We can’t pretend it doesn’t exist; it would be foolish to imagine we could go back to the way we were when we were kids– when we would run around, our imaginations communicating thoughts without words.

I long for that once more, to live in the mindset of carelessness, never needing anything but you by my side.

Why couldn’t we have stayed like that? Chasing dreams as if they were obtainable, but you told me they all were. And I believed you. Maybe I still do. The belief that lived in your eyes could have made me believe I could touch the stars, and maybe I did.

I climb to the top of the highest tree and looking out over our kingdom, one that is now lost with every innocent memory that once was. All that we had, all that we imagined into reality, has worn with the distance, not in person but in spirit.

How I long I could go back and anchor our naive selves to the ground of that playground, to the basement fort that covered all fears of tomorrow, all threats of growing old. If I was able to keep us in those moments, as pure and fragile as they were, then maybe I would not be afraid to even touch you with simple words as I am now.

The fragileness of those memories was proven as they could not stand the test of times, and now there is no hope of an anchor to save us. I look at you and attempt to trace your soul as I once could, knowing every line, every ditch that you were so ashamed of. You’ve never had anything to be ashamed of.

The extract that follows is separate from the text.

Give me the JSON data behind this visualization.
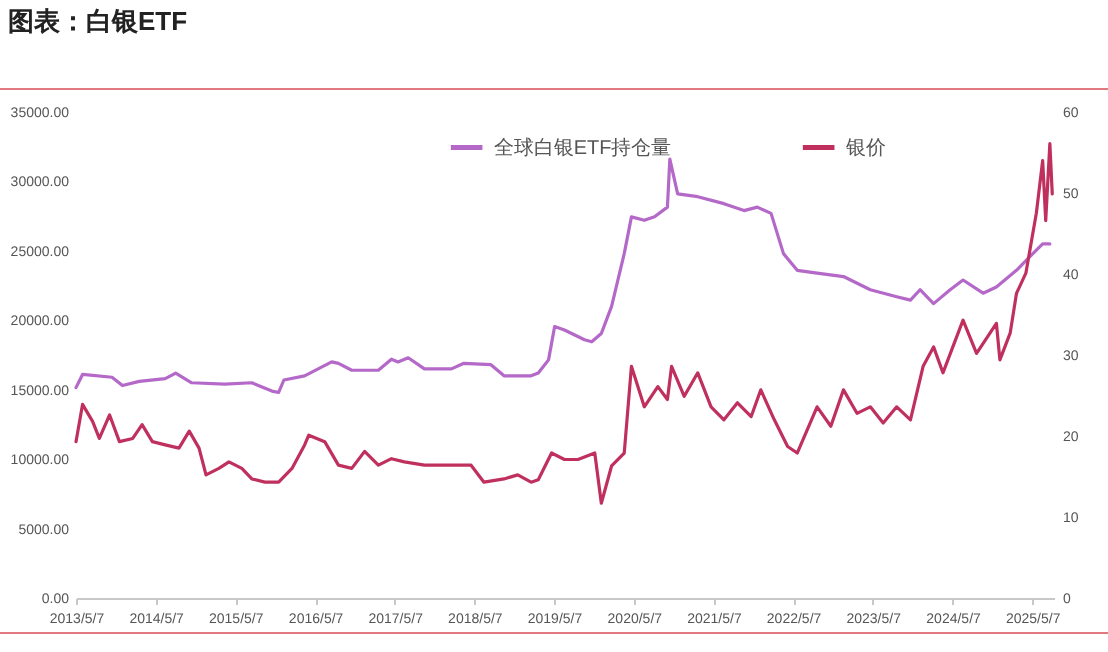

I still believe I could touch the stars if you asked me to, but it nearly breaks me to know that even simple words such as “trust me” cannot– will not–escape your mouth.

Before, we did not need words to communicate the workings of our mind. And how I long to go back to those moments where although verbal sounds did not escape our lips, at least we were still speaking. We still talked. But now, I cannot ever climb high enough to the kingdom you threw me out of.

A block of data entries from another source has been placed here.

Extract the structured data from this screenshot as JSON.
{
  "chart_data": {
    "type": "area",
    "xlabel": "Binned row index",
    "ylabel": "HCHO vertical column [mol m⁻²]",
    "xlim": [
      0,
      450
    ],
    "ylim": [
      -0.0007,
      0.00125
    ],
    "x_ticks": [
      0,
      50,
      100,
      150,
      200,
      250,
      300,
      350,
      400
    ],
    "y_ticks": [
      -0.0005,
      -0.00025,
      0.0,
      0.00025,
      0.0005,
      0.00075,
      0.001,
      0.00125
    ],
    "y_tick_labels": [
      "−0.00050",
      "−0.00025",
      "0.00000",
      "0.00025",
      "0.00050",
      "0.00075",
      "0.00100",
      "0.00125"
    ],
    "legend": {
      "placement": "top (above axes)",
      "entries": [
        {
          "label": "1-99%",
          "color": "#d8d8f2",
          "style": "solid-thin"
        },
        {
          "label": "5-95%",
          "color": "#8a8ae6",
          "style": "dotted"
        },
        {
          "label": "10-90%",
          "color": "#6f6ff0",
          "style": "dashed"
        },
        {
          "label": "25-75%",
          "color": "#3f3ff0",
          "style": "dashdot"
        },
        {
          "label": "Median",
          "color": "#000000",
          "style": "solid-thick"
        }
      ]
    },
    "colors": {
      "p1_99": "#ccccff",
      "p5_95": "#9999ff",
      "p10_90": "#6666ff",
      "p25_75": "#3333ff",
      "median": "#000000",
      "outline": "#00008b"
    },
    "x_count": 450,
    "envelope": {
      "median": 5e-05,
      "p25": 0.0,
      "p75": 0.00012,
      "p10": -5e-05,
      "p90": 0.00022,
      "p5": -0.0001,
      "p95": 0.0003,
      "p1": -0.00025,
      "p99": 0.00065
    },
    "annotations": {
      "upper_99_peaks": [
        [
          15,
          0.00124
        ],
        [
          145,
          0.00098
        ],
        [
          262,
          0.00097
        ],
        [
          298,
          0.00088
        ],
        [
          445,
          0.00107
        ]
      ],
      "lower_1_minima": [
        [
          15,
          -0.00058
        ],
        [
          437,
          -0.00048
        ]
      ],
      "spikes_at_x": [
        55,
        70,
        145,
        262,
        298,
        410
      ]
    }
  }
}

The saddest part of losing you was not that it happened, but rather how it did. It was not for any reason in particular; you simply committed the biggest crime we worked so hard to not perform: you sacrificed our youth for knowledge, and now I see you and realize how you chose growth over me.

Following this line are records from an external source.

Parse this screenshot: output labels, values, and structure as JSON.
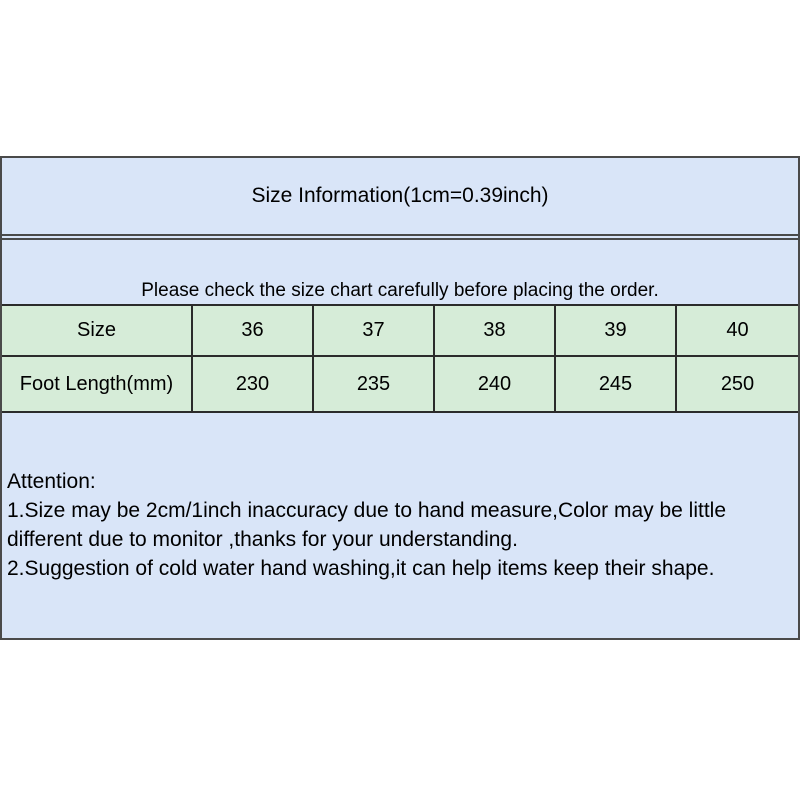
{
  "panel": {
    "title": "Size Information(1cm=0.39inch)",
    "notice": "Please check the size chart carefully before placing the order.",
    "colors": {
      "band_blue": "#d9e5f8",
      "table_green": "#d6ecd8",
      "panel_border": "#4a4a4a",
      "table_border": "#2b2b2b",
      "text": "#000000",
      "page_background": "#ffffff"
    }
  },
  "size_table": {
    "type": "table",
    "rows": [
      {
        "header": "Size",
        "values": [
          "36",
          "37",
          "38",
          "39",
          "40"
        ]
      },
      {
        "header": "Foot Length(mm)",
        "values": [
          "230",
          "235",
          "240",
          "245",
          "250"
        ]
      }
    ]
  },
  "attention": {
    "heading": "Attention:",
    "lines": [
      "1.Size may be 2cm/1inch inaccuracy due to hand measure,Color may be little different due to monitor ,thanks for your understanding.",
      "2.Suggestion of cold water hand washing,it can help items keep their shape."
    ]
  }
}
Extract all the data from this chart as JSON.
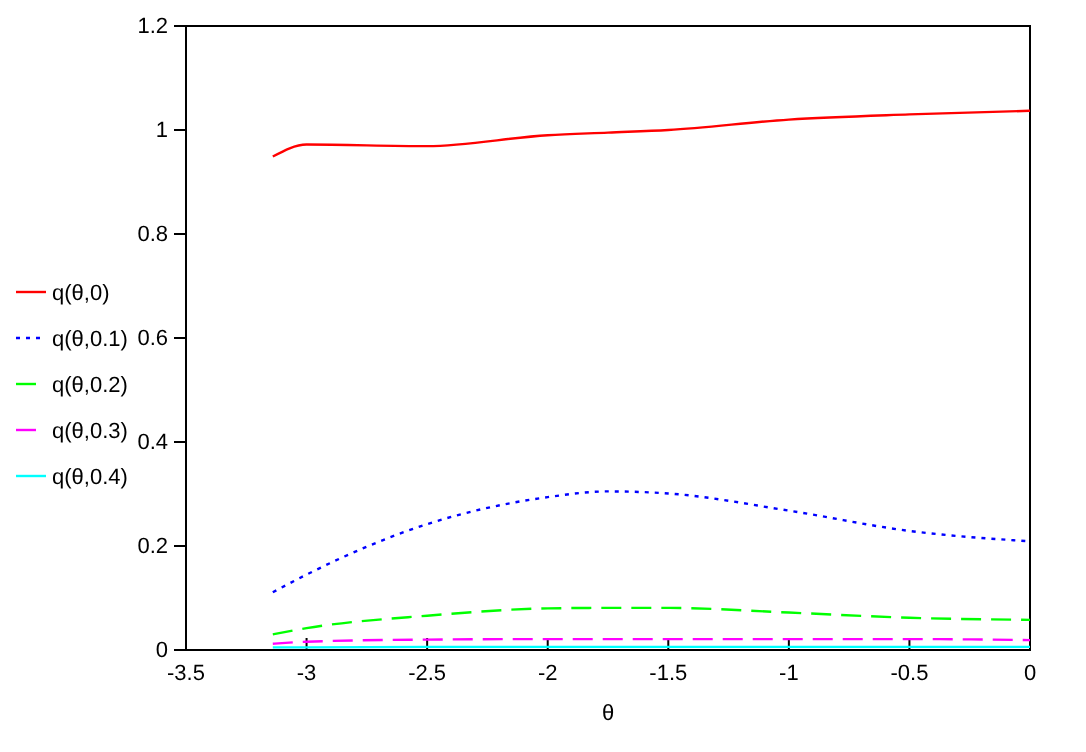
{
  "chart_data": {
    "type": "line",
    "xlabel": "θ",
    "xlim": [
      -3.5,
      0
    ],
    "ylim": [
      0,
      1.2
    ],
    "xticks": [
      -3.5,
      -3,
      -2.5,
      -2,
      -1.5,
      -1,
      -0.5,
      0
    ],
    "yticks": [
      0,
      0.2,
      0.4,
      0.6,
      0.8,
      1,
      1.2
    ],
    "grid": false,
    "legend": "left",
    "marker": "none",
    "x": [
      -3.14,
      -3,
      -2.5,
      -2,
      -1.75,
      -1.5,
      -1,
      -0.5,
      0
    ],
    "series": [
      {
        "name": "q(θ,0)",
        "color": "#ff0000",
        "line_style": "solid",
        "values": [
          0.949,
          0.972,
          0.969,
          0.99,
          0.995,
          1.0,
          1.02,
          1.03,
          1.037
        ]
      },
      {
        "name": "q(θ,0.1)",
        "color": "#0000ff",
        "line_style": "dotted",
        "values": [
          0.111,
          0.145,
          0.242,
          0.294,
          0.305,
          0.301,
          0.268,
          0.229,
          0.209
        ]
      },
      {
        "name": "q(θ,0.2)",
        "color": "#00ff00",
        "line_style": "dashed",
        "values": [
          0.03,
          0.042,
          0.066,
          0.08,
          0.081,
          0.081,
          0.072,
          0.062,
          0.058
        ]
      },
      {
        "name": "q(θ,0.3)",
        "color": "#ff00ff",
        "line_style": "dashed",
        "values": [
          0.012,
          0.016,
          0.02,
          0.021,
          0.021,
          0.021,
          0.021,
          0.021,
          0.019
        ]
      },
      {
        "name": "q(θ,0.4)",
        "color": "#00ffff",
        "line_style": "solid",
        "values": [
          0.005,
          0.005,
          0.006,
          0.006,
          0.006,
          0.006,
          0.006,
          0.006,
          0.006
        ]
      }
    ]
  }
}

And so I remain, an outcast in my own kingdom, our kingdom.

Why did you have to leave, to grow away? We could have stayed that way forever, but as you left the throne that was beside me, I found myself stumbling behind you on the path you followed. That path was never meant for me, and it was not until recently that I realized it. But I would have followed you anywhere– you were my partner, and I was yours.

But who abandons a kingdom? We had everything.

And so I remain, an outcast in my own kingdom, our kingdom.

I could no longer follow you into a place that was unknown, your unknown. You had to discover that part of our vast country on your own, and I realize now that it was always inevitable. So I do not blame you for growing, and I hope you do not blame me for leaving you. For although you left our kingdom, you knew I would follow, and I am so sorry if it broke you when you turned around to find that I was no longer there.

And now we are separated. By crevices. By distance. By growth. I have never been so close to you and yet not able to see you. You can no longer understand me, and this language barrier became too much to bear. Maybe it was both of us who caused all we once possessed to crumble.

Every kingdom falls, but maybe I just didn’t expect ours to so soon. I would still go back; I would go back to chasing dreams as if I could ever catch them. But we can’t go back, and maybe you don’t even want to.

But please, come sit. No games, no pretense. Just words. Maybe if we use them, we will stop sending mixed signals. Maybe we can piece this back together if you would like to. I know I do. So please, see this seat as the throne you once sat upon.

Just don’t leave without assuring that you don’t hate me.